The services will track performance against budgets and goals, decrease service disruption, and offer real-time visibility of performance. It will also minimize disruptions by identifying suppliers responsible for service interruptions and reduce costs of integration of supplier services.

The new services will leverage the HP IT Performance Suite, which measures and optimizes IT performance.

The services can be offered by HP on-premise, outsourced in the U.S. to HP services, or be managed by a mixture of on-premise and outsourced operations. The initiative relies on HP’s long experience in services offerings, said Gard Little, IDC research director of IT consulting and systems integration strategies.

“It’s a repackaging of the know-how and some of their high-level professional services they’ve had for a long while, into an environment where cloud services are in the mix,” Little said. “HP has great experience in heterogeneous environments and getting people to play well together is not new for them. But packaging it and adapting it to the cloud is new.”

Little said there is a role for the channel to participate in HP’s service offering.

“If HP can standardize their integration services and use them in a way that makes it easy, it would spur the adoption by service providers,” he said. “Service providers could decide where they fit. If integrations became standardized it would help channel partners because it would become more clear who would provide the standardized integartion services and who would provide the customized integration services. Channel partners might focus on the customized integartion services and HP might retain the standardized components.”

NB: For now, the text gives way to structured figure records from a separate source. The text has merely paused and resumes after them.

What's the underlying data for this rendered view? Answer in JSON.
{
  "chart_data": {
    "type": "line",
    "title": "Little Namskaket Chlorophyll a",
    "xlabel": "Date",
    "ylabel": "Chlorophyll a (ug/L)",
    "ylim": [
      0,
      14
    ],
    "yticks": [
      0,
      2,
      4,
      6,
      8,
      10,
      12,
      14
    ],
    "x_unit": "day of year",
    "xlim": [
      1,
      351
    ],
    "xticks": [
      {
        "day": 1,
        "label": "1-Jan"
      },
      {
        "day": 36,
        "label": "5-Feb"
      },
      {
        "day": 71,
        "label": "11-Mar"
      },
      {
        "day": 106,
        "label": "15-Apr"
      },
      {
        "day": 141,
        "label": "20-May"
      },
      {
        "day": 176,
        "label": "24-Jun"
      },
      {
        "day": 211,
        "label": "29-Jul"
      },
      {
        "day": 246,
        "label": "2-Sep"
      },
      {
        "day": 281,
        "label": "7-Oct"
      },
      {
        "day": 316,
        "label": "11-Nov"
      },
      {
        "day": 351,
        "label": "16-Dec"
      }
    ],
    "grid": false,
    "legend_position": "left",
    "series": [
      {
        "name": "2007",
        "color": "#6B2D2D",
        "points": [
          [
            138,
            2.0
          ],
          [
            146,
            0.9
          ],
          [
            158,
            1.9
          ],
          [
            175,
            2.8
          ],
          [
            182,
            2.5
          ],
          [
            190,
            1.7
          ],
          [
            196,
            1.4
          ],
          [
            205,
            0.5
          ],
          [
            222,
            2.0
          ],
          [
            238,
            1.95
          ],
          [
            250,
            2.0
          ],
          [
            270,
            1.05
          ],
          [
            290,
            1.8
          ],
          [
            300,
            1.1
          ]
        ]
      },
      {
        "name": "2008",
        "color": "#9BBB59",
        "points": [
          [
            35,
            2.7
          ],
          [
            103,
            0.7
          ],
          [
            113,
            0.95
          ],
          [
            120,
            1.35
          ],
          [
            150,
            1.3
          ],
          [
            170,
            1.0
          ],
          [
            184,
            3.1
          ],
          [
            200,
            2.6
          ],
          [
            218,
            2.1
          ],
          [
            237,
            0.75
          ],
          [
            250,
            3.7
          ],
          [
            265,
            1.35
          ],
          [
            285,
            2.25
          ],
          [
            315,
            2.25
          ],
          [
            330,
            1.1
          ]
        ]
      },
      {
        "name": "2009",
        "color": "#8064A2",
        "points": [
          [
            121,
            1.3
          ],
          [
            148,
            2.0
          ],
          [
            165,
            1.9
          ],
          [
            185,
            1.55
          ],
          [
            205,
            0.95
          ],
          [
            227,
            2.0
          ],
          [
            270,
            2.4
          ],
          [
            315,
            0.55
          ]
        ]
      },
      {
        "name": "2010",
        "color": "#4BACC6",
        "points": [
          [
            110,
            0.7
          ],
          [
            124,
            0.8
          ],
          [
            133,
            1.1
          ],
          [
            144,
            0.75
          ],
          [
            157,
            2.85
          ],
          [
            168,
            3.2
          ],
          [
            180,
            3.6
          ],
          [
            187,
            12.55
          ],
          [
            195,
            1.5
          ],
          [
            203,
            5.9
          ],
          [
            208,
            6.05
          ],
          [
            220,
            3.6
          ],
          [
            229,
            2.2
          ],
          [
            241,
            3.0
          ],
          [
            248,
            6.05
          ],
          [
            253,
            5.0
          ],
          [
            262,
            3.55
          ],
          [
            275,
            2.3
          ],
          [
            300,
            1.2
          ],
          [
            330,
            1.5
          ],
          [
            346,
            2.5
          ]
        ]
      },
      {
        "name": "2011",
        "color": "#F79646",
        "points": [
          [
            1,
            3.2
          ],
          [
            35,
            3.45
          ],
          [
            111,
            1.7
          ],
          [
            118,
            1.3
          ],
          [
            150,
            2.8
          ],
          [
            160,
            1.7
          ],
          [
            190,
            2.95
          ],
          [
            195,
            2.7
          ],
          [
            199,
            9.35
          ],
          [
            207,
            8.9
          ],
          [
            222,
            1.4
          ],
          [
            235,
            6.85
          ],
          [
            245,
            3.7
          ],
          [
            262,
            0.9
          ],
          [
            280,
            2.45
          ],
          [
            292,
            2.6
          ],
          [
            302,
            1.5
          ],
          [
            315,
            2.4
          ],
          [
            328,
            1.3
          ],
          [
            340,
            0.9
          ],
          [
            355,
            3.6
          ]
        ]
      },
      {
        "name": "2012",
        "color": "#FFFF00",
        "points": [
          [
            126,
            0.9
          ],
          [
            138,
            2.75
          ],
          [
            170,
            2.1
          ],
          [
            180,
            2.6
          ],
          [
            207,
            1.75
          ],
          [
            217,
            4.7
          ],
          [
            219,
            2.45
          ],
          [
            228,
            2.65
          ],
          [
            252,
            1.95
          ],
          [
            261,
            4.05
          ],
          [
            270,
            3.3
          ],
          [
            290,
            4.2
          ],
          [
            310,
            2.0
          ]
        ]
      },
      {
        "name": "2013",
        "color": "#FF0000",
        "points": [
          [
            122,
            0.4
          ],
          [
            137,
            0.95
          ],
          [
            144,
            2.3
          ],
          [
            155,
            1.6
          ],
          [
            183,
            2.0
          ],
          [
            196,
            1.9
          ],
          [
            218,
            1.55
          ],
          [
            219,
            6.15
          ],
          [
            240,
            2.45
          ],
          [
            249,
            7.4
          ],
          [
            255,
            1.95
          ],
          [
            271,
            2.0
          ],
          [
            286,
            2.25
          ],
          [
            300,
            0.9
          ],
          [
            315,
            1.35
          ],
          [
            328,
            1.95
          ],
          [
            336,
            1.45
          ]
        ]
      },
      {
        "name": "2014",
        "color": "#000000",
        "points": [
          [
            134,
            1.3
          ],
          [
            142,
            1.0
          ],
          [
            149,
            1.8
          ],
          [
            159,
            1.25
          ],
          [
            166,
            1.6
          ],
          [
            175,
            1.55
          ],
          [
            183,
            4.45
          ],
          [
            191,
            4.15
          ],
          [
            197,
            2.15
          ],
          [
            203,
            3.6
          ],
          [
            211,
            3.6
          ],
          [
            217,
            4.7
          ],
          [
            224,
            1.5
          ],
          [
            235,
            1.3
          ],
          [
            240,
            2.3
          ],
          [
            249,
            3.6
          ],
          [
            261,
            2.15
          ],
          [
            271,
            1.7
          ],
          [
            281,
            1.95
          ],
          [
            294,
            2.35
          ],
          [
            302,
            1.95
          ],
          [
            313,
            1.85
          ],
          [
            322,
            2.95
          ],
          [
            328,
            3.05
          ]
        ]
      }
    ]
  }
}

Next: Cloud Service Providers Weigh In

Cloud service providers say they will check out the service with an eye toward getting involved if the business case is right for them.

“The issue is, how well does it work and at what cost?” said Jeremy Pryzgode, CEO of Stratalux, of Santa Monic, Calif., which works with cloud providers including Amazon and Opscode. “I’d consider partnering with HP. I would entertain talking with them and learning more about the service.”

The cost of an HP cloud partnership also was the foremost issue to Patrick Monahan, president and owner of Los Angeles, Calif.-based Iron Cove Solutions, which partners with Microsoft, You Send It, and Cisco.

“HP would have to be able to show leads and push business to the cloud,” Monahan said. “They would have to lay out a sales plan. If they are not showing results in revenue, I won’t have time for it.”

HP continues to move ahead with it cloud rollout on other fronts. In late November 2011, the company introduced new cloud certifications, which HP added to its HP ExpertONE Converged Infrastructure.

It also beefed up its cloud services and products, including the CloudAgile Service Provider Program, which broadens provider sales reach with an enhanced service portfolio; the HP Cloud Protection Program, which includes strategy, roadmap, design and implementation services to ensure security in hybrid cloud environments; and HP Enterprise Cloud Services – Compute Now, which automates distribution of application workloads across multiple servers.